Breaking My Silence

Posted by on Jul 3, 2013 in Blog, Love Makes Sense | 0 comments

Hidden Children

Two decades of research indicate that children of a parent with a severe mental illness, are at significantly greater risk for multiple psycho/social problems and behavioral issues. These children are more at risk of being raised by their extended families, become wards of the court, or being in unstable home environment. Yet so little attention is paid to children who grew up like I did. Children of parents with a severe mental illness are often referred to as ‘hidden children’ because the mental health community largely overlooks these children in much of its discourse, research and services. I decided to share my story to draw awareness to the hidden children and their need for support and care. 

Breaking My Silence

First exposed to schizophrenia at the age of three when my mother was diagnosed with the disease, I understand the issues facing children of parents with severe mental illness. After years of keeping the secret about my mother’s mental illness, I break my silence in Love's All That Makes Sense, a memoir that I co-authored with my mother.

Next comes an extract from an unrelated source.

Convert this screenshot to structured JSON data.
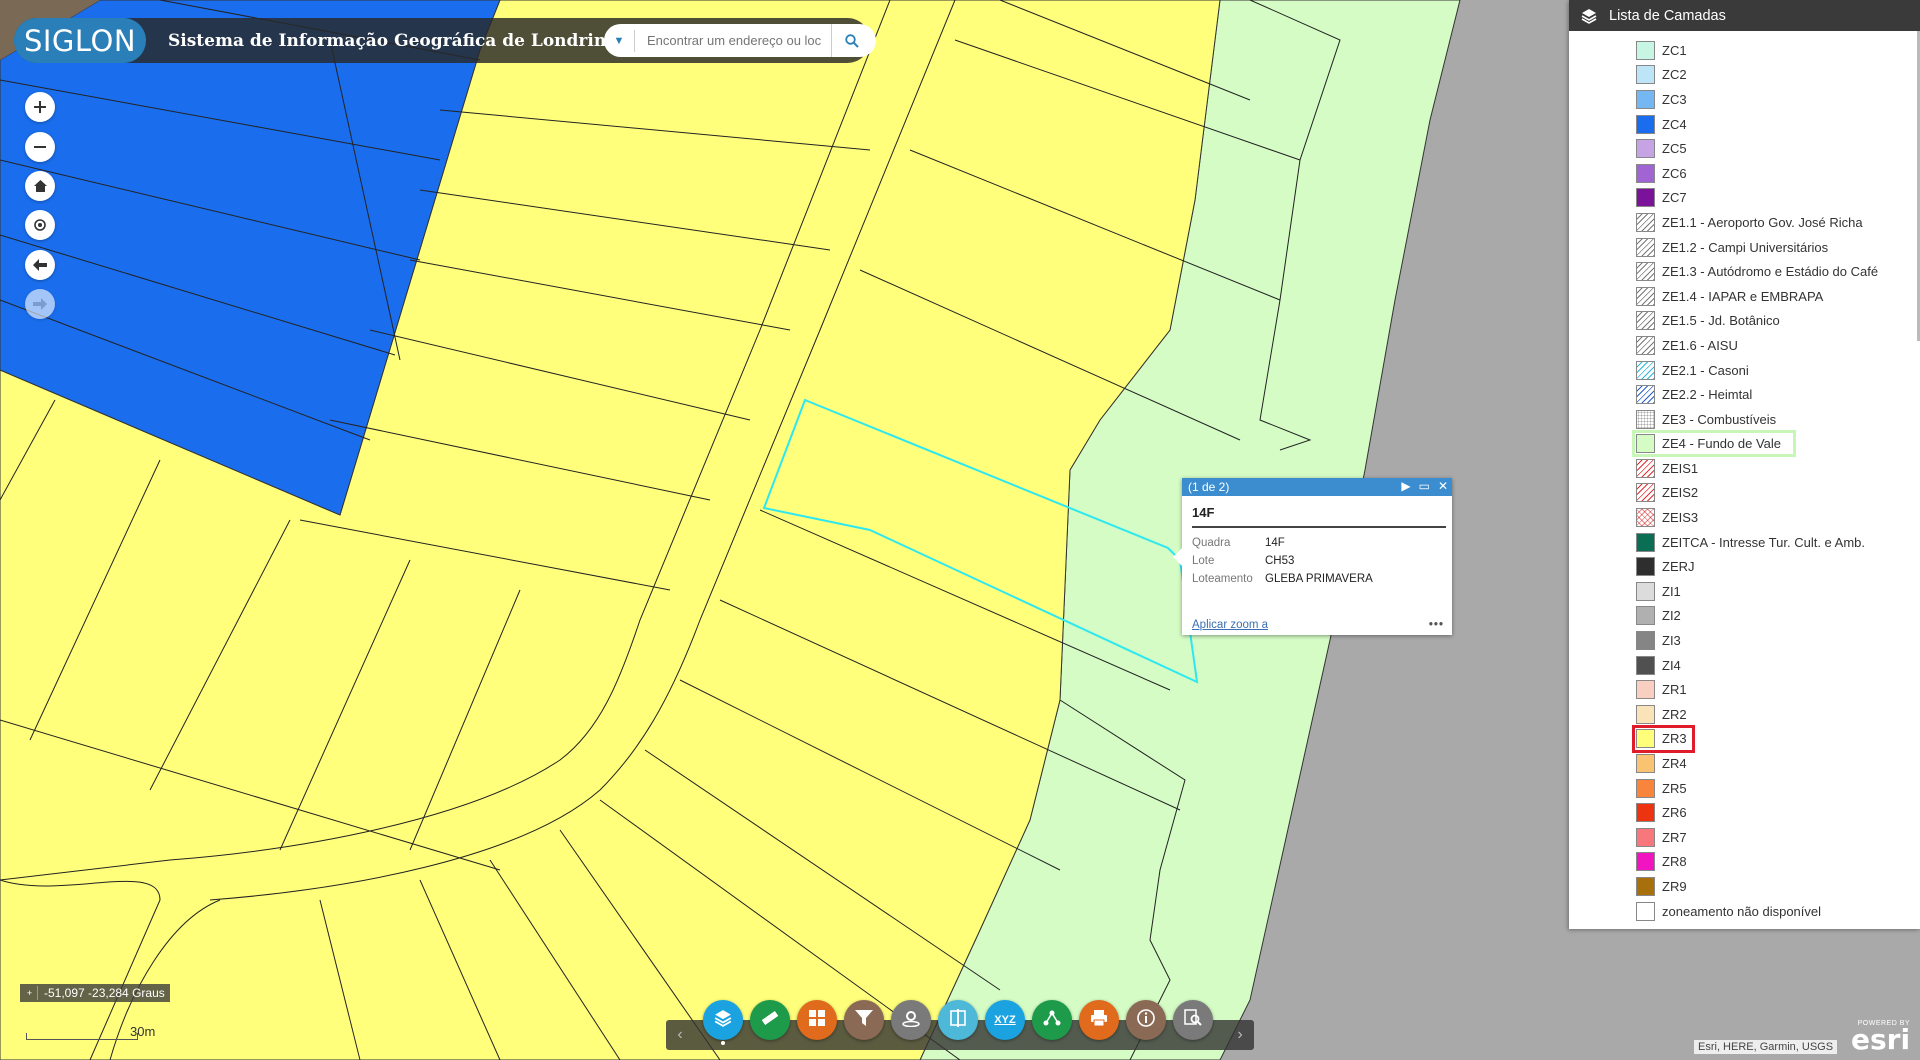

So young when my mother was diagnosed, I didn’t understand her illness which made it even scarier to me. My mom’s mental illness was like a monster under the bed. I was always a little on edge because I never knew when it would jump out. Growing up with a mother with schizophrenia was like being on an emotional rollercoaster. When my mom was on her medicine, things were good between us and we had a close relationship. When she was in crisis and not taking her medicine, I’d watch as schizophrenia stole my mother from me. When she was sick, I became a child caregiver for my mother.  

A Child Caregiver

I felt like it was my responsibility to be strong and save her. I put my needs, especially my emotional ones, on the back burner to tend to hers because she seems so fragile. When she was sick, there wasn’t much space for my emotional needs so I buried them and I continued this pattern of putting my emotional needs into my emotional junk closet well into adult hood.

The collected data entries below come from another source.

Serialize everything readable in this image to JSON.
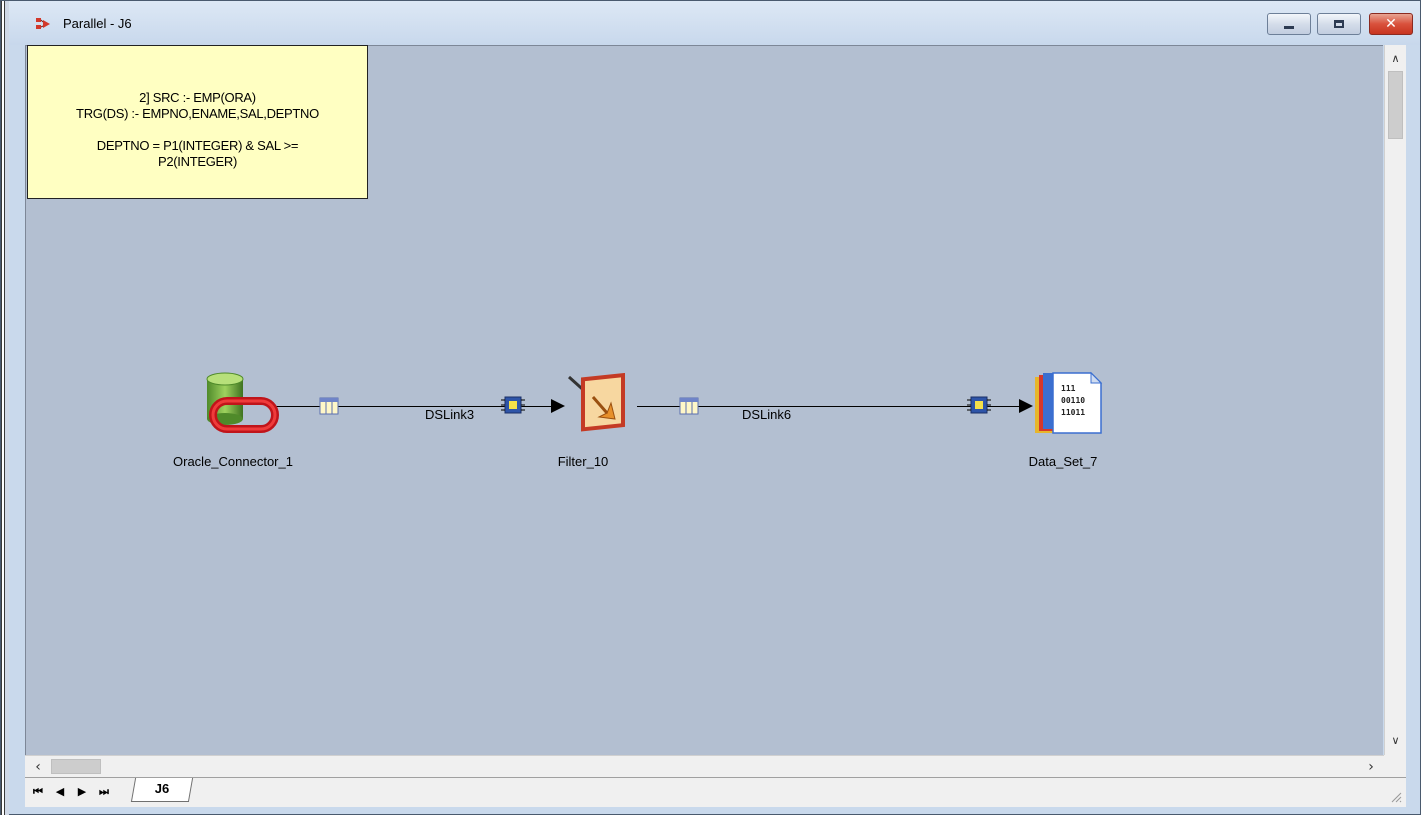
{
  "window": {
    "title": "Parallel - J6"
  },
  "annotation": {
    "lines": [
      "2] SRC :- EMP(ORA)",
      "TRG(DS) :- EMPNO,ENAME,SAL,DEPTNO",
      "",
      "DEPTNO = P1(INTEGER) & SAL >=",
      "P2(INTEGER)"
    ]
  },
  "stages": [
    {
      "id": "oracle",
      "label": "Oracle_Connector_1",
      "icon": "oracle-database-icon"
    },
    {
      "id": "filter",
      "label": "Filter_10",
      "icon": "filter-stage-icon"
    },
    {
      "id": "dataset",
      "label": "Data_Set_7",
      "icon": "dataset-file-icon"
    }
  ],
  "links": [
    {
      "label": "DSLink3",
      "from": "Oracle_Connector_1",
      "to": "Filter_10"
    },
    {
      "label": "DSLink6",
      "from": "Filter_10",
      "to": "Data_Set_7"
    }
  ],
  "tabs": [
    {
      "label": "J6",
      "active": true
    }
  ],
  "colors": {
    "canvas": "#b3bfd1",
    "note": "#ffffc2"
  }
}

I know first-hand the issues facing family and child caregivers and their need for healing and support. My yoga, Qigong, and meditation practices helped me heal and release the emotional baggage from my childhood. My belief that healing must occur on a physical, mental, spiritual and emotional level inspired me to become a qi gong and yoga therapist so I could teach others how to use these practices for mental, physical, and emotional healing.